Agreeableness can only take you so far, and sometimes being
a good girl is a bad idea. It’s the person who sits down, holds
tight and refuses to budge, the one who says “no more,” who usually ends up
living a life that always seems to have the extra sprinkles on top.
Mary Katherine is a great example of a good girl who goes
bad when necessary. She perfected the idea of the General Strike several years
ago, when we were visiting Disney World, which is the ultimate “Fun, Dammit”
location. Everyone you look, parents are beating hot, crumpled, weeping
children, shouting that it’s time for fun, dammit, because they already bought
the 24-hour-Hopper-Pooper ticket and no one is leaving until they squeeze every
last morsel of activity from it. The whole place feels less like an amusement
park than a hostage situation.
Turns out Mary Katherine, age five, thought so, too. After
two days of humid trudging in the Park That
Won’t Let You Go Home Before Midnight, Day Three dawned, and I tried to
rouse her. Consulting my list, I informed her that we had several super-magical
rides & adventures to tick off our Required Fun Chores before lunch. Calmly
and sweetly, she informed me that she wasn’t going anywhere. “I’m staying in
this bed,” she said. “I’m going to color in my color book and watch movies
and not leave the hotel.” I gasped. As a lifelong rules follower, I could only stand back
and admire this tyke. She was standing up to the Disney Industrial Complex. I
did everything but applaud. And then I slid into bed with her and fired up the
DVD player.
I’ve always found that moment to be a touchstone for me, a
time I can return to as an example that you don’t have to be big or loud or mean to get what
you want. You just have to be very, very sure. I spend most of my days making
sure that everyone else has enough napkins for their Life Banquet, but every
now and then, I try to employ a bit of the Mary Katherine Method in my own
world.
My most recent example happened in Beijing. There were four
of us following Emma around like baby ducks, confident that she knew what she
was doing, since that’s what she kept telling us. Most of the time, things went
well, but it turned out that she was a Mamma Duck who liked adrenaline a little
bit too much for anyone’s good. The first day we left our hotel, she marched us
across the traffic-signal-free equivalent of a 10-lane highway, one where cars were
making rapid, screeching turns into our oncoming path.
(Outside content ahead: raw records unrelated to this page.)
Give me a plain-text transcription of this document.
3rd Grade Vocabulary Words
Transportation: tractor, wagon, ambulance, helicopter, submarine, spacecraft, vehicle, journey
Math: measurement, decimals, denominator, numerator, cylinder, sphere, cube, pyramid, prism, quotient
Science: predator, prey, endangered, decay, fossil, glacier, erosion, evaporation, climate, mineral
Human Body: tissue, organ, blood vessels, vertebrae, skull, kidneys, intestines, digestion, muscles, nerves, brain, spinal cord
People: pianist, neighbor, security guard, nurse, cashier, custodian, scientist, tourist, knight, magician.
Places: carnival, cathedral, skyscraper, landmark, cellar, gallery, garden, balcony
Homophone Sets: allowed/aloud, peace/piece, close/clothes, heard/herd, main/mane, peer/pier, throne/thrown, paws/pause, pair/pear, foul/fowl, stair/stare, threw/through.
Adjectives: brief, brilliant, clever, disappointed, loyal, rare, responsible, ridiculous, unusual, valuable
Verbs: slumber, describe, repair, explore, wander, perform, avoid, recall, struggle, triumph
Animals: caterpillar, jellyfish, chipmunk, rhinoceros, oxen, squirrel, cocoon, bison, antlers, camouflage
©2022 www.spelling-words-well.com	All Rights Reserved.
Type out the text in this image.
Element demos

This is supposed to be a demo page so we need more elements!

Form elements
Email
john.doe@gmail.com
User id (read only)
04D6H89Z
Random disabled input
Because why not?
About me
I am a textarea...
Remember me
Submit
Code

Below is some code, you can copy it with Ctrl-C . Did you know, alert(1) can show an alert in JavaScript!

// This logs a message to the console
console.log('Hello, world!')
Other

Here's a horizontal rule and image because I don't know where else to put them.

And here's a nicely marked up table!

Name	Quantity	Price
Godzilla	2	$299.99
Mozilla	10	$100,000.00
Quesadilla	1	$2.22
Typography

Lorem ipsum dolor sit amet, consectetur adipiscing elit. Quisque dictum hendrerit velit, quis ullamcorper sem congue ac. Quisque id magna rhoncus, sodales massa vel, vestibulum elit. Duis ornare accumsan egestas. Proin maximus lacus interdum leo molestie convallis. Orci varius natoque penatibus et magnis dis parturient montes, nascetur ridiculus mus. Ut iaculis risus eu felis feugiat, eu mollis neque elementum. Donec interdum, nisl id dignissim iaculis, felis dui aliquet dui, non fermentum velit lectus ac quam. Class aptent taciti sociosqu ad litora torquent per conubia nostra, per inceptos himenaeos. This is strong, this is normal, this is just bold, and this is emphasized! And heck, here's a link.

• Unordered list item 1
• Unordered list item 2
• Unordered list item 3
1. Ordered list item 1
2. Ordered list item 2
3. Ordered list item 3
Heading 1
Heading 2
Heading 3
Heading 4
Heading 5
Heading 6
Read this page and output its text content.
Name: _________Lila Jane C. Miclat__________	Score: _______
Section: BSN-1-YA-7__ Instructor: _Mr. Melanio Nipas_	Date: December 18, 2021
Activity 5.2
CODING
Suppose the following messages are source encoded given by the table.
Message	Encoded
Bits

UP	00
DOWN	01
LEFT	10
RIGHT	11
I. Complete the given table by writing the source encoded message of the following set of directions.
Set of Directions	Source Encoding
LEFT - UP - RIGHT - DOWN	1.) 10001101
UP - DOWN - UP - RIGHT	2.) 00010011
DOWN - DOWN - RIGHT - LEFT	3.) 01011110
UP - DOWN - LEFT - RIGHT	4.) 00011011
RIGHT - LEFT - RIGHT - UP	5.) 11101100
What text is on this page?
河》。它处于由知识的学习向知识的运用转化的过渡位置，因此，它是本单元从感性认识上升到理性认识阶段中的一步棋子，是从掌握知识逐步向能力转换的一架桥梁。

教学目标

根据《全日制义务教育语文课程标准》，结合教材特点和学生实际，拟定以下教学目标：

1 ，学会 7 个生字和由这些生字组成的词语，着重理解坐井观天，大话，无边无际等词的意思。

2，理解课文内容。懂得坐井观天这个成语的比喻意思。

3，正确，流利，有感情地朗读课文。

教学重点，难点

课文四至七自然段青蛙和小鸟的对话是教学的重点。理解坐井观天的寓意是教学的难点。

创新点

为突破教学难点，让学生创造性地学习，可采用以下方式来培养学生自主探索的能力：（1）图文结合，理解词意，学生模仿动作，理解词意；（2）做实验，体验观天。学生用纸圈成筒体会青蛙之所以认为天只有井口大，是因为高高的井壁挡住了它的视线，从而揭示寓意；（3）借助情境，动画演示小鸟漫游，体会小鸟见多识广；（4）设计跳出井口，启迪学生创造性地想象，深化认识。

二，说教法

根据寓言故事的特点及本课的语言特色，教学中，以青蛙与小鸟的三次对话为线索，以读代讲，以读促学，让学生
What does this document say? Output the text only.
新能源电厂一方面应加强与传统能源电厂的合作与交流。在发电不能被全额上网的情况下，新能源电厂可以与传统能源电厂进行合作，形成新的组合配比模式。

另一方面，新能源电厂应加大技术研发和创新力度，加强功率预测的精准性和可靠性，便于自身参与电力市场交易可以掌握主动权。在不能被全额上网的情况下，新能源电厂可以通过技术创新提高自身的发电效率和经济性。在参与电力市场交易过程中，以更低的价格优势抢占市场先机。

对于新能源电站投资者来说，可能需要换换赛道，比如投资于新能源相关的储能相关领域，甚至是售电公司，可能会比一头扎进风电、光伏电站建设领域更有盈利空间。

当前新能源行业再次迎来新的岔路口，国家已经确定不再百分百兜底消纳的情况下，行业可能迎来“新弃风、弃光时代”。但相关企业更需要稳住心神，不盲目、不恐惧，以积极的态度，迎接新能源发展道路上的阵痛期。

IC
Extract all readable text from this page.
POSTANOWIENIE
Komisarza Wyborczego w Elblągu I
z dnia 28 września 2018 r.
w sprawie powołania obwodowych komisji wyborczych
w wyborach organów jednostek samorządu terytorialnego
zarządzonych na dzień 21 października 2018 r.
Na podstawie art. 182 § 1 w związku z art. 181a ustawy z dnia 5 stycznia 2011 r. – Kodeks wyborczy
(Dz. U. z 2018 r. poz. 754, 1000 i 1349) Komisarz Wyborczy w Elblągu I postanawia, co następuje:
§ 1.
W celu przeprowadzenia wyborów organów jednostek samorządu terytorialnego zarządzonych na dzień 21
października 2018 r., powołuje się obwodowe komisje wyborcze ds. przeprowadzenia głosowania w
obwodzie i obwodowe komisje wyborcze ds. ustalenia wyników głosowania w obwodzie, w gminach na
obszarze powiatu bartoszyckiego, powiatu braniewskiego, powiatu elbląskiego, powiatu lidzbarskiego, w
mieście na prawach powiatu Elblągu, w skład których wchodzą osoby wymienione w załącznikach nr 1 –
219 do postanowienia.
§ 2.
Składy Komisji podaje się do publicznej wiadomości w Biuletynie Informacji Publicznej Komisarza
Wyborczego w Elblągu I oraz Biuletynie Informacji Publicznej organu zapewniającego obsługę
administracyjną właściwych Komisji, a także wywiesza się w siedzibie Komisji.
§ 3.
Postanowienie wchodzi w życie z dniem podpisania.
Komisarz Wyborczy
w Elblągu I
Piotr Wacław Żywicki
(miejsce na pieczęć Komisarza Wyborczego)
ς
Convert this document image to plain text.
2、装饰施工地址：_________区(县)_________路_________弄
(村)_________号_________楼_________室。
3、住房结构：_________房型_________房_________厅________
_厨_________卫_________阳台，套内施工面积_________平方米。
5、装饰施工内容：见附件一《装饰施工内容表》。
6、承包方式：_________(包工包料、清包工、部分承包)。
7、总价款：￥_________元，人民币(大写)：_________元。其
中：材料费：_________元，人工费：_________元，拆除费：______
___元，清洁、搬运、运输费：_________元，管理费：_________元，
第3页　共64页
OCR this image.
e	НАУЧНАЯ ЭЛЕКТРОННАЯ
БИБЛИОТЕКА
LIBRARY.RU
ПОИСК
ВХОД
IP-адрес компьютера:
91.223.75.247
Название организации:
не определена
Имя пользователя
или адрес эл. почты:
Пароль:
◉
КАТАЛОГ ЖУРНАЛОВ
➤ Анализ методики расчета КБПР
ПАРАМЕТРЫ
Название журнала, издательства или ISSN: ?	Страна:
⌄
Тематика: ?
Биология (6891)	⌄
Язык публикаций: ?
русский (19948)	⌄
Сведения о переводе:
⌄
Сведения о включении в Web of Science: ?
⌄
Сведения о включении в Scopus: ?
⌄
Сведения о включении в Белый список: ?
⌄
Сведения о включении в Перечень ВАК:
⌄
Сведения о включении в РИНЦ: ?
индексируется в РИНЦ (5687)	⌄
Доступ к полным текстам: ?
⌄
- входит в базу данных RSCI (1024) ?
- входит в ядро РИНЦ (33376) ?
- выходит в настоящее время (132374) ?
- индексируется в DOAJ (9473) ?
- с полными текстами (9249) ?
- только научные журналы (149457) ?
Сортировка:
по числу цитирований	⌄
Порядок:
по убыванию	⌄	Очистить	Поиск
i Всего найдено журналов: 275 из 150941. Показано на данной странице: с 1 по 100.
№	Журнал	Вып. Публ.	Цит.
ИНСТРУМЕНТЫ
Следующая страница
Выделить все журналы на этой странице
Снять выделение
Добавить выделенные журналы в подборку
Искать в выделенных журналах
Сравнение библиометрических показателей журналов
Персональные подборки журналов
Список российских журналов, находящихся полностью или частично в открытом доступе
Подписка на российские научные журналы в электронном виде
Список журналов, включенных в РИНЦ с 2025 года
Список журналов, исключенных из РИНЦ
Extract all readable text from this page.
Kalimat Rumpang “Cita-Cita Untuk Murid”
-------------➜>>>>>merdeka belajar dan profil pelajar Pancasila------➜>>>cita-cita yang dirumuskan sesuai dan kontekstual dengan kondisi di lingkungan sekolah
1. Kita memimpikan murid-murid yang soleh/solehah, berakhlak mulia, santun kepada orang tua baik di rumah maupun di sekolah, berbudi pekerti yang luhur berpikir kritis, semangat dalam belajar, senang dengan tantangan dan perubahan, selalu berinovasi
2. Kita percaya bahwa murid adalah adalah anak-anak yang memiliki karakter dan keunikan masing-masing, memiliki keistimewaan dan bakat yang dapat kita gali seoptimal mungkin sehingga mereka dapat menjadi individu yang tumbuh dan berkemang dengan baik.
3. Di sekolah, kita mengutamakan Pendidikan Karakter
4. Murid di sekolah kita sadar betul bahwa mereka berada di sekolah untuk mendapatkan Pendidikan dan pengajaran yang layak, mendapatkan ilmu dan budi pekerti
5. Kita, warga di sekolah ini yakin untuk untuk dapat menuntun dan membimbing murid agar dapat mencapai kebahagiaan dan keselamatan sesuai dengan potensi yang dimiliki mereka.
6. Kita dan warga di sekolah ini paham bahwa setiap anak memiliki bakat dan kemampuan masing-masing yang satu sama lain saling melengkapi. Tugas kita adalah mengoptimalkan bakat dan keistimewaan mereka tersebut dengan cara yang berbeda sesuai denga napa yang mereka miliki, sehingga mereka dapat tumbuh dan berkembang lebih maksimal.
It was nerve-wracking, she
admitted when I protested from the other side, but it was just The Way Things Are in China. By Day
Two, I was beginning to break into a cold sweat the minute I was in the hotel
lobby, just imagining the terror outside. The next day, I announced, “I am not going
to cross that street again. I suggest we try turning in the other direction when
we leave the hotel and see if there is a traffic light somewhere in this city so that we can cross more calmly.”
Emma scoffed and told me that I wasn’t being appropriately Chinese. “If I have
to spend the rest of this trip in the hotel, I will,” I said, “but I am not
crossing that street, in that spot, again.” I had learned the secret from Mary Katherine – know exactly what you need and be very,
very sure.
When we left the hotel the next morning, Emma avoided the
speedway and allowed us to turn left. Within two blocks, we found an underground pedestrian throughway
that led directly to our subway stop. Emma shrugged. I could tell that it didn’t
seem like as much fun, and that she thought I was soft and weak. Too bad, I
thought, as I reached for Mary Katherine’s hand in the stinky and safe tunnel.
I had finally learned how to go on strike, and I was feeling proud of myself.
I thought back to that day with Mary Katherine at Disney World. I had asked her if she wanted to have
breakfast and she’d warily said, “If I have to take a shuttle bus to breakfast, I’m not hungry.” We’d walked -- on too-wide paths, past overly
artificial lagoons, but still. We had lingered over waffles and a Barbie coloring book,
just laughing. I’d bought her an enormous and impractical lollipop in the gift
shop and told her it was her breakfast dessert. We’d watched more television,
lolled in the pool and napped through a thunderstorm. It was the day she wanted
to have, and she wasn’t afraid to insist that she be allowed to have it.
It's a lesson I'm still learning. But every now and then, I have enough strength to remember that what seems inevitable, often isn't. And it just takes one "no" -- a very, very sure "no" -- to shut it down and start over.